In a 1604 ruling, English jurist Edward Coke had declared in a ruling known as Semayne’s Case that a person’s house is their castle and fortress as well as defence from injury and violence. But this most vital natural right is being brazenly violated in India.

The homes of the accused, hours after of communal flare-ups, are deemed “illegal” or “unauthorised” constructions by municipal authorities and then demolished with little to no warning or chance to appeal such orders. This kangaroo court procedure is a gross violation of fundamental rights. It has resulted in an unconstitutional state of affairs that would, in ordinary circumstances, have prompted a response from the judiciary or other institutions that serve as the fourth pillar of democracy – such as the media.

But there has only been silence.

Similarly, federalism, a vital aspect of constitutionalism to prevent the concentration of power, has been nullified in India.

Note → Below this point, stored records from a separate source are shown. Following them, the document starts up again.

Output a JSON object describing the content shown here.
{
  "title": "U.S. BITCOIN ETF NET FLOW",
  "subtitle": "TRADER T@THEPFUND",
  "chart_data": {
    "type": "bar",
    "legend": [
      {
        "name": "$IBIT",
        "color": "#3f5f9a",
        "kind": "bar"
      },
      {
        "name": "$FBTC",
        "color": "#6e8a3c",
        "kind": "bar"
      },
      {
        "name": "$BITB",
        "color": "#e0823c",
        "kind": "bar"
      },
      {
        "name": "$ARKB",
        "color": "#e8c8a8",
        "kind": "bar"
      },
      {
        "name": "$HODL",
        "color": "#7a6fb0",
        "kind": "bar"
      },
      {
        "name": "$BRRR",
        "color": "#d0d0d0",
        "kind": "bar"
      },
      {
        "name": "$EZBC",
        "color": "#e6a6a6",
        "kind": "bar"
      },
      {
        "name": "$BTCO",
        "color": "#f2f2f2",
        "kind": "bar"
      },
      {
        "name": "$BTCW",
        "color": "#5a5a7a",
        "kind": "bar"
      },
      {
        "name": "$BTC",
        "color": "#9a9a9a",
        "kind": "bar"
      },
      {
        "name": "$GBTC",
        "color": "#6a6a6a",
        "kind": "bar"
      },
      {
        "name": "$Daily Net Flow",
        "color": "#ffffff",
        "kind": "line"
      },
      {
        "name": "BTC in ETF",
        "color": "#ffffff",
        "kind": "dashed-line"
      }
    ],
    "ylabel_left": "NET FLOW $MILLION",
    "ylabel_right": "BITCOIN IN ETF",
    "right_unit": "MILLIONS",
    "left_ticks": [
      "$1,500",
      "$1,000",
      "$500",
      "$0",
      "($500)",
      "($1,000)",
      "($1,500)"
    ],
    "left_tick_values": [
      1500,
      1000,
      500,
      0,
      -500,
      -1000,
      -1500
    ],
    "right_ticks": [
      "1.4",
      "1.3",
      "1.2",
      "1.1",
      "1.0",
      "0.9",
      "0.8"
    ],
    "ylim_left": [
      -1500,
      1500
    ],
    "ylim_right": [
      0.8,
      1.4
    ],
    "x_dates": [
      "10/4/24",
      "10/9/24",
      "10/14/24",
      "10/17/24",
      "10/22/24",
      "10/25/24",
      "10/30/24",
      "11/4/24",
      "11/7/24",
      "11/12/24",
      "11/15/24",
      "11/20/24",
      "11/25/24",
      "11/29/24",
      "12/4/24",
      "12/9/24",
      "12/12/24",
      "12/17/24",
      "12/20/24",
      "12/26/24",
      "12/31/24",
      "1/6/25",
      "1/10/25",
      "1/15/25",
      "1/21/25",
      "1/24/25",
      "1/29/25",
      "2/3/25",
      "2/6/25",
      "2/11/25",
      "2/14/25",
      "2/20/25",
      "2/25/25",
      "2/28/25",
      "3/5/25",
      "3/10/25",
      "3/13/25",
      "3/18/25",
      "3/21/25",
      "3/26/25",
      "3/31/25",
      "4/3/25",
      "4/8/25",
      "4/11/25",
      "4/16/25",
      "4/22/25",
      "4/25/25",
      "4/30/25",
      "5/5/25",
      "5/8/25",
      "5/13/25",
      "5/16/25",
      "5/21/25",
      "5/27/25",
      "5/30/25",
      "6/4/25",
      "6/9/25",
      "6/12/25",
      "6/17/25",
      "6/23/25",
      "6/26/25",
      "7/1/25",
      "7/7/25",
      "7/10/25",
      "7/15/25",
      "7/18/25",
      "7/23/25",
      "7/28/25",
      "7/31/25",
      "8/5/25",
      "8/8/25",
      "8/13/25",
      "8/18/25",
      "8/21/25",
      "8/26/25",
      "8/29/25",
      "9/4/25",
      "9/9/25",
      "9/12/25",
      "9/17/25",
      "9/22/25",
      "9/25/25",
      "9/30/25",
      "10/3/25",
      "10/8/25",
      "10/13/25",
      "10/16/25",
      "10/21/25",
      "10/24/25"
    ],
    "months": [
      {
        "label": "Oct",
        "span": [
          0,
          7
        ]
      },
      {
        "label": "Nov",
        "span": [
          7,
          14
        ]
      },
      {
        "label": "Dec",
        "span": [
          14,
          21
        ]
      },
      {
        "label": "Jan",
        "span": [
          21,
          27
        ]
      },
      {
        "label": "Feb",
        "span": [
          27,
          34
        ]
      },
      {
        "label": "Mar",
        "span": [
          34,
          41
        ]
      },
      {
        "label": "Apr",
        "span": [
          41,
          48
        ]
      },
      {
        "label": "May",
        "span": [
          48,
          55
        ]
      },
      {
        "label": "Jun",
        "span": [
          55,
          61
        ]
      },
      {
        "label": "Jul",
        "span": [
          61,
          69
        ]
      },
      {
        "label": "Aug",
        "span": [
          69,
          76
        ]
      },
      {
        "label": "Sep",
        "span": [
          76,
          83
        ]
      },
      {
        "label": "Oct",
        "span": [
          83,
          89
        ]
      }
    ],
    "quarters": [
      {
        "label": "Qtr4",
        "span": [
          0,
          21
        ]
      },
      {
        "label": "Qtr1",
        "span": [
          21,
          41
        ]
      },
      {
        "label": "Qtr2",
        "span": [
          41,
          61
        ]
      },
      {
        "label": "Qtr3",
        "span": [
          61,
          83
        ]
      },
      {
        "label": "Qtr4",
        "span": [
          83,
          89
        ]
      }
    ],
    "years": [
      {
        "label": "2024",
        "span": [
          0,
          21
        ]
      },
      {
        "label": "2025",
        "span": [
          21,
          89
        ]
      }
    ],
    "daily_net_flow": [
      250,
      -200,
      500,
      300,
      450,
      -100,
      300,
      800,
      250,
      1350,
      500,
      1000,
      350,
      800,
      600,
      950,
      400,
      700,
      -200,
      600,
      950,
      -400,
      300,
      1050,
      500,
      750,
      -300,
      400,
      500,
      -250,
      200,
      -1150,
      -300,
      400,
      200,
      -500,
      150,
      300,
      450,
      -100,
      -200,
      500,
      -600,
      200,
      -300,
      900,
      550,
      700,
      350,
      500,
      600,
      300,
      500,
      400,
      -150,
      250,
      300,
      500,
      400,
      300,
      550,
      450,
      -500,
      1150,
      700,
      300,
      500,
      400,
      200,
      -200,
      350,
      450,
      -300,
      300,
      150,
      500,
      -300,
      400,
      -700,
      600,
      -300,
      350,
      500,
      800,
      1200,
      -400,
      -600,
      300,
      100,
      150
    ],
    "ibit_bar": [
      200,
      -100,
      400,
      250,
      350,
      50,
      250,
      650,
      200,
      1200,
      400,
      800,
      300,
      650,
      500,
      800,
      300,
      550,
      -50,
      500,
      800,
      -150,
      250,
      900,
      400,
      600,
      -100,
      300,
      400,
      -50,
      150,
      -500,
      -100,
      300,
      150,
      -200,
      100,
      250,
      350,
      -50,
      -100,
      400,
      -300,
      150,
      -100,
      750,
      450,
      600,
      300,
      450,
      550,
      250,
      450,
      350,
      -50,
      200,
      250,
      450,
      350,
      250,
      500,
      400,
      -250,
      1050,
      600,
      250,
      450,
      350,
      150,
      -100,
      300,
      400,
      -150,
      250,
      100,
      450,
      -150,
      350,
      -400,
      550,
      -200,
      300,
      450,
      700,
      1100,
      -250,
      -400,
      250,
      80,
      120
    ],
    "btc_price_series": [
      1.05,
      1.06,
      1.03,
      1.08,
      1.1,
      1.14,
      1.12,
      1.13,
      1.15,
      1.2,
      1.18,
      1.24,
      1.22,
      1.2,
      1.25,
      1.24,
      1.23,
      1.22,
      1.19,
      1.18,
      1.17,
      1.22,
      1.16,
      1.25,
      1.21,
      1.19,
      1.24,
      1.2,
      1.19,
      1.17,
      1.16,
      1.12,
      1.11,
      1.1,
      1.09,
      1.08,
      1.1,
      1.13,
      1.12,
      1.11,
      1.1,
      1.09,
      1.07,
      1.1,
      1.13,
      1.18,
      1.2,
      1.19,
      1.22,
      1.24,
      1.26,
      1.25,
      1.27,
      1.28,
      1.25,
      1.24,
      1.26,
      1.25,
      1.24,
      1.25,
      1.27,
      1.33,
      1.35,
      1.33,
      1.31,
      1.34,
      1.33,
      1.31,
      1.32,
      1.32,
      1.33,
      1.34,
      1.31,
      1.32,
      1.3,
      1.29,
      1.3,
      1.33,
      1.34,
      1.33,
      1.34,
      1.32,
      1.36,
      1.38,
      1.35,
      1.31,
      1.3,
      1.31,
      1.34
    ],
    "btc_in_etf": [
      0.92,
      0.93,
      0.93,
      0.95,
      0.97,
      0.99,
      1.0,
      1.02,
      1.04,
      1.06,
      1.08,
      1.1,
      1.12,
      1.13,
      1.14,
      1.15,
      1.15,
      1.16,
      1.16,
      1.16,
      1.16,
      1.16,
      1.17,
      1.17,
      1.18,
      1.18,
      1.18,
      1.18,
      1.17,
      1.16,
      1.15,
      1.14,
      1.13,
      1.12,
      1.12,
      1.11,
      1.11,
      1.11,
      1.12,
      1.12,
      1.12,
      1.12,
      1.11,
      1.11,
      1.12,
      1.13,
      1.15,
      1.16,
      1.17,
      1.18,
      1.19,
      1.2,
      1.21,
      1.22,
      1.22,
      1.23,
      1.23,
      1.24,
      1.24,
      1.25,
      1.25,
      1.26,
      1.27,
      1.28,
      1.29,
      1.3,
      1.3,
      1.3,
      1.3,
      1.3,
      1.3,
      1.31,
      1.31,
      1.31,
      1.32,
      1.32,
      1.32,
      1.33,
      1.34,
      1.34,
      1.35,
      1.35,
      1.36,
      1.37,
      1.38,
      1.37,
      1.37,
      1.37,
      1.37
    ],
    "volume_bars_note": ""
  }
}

Other powerful state institutions, such as the Election Commission and the Central Information Commission, have been hollowed out while Parliament has been reduced to an ornamental institution for mechanical law-making.

The press and civil society stand systematically weakened. As the Indian Constitution completes 74 years, those entrusted to operate it are hollowing it out from within.

American founding father Thomas Jefferson has said, “The tree of liberty must be refreshed from time to time with the blood of patriots and tyrants.” Preserving constitutionalism and liberty in India, too, will demand the blood, sweat and tears of the ordinary citizen.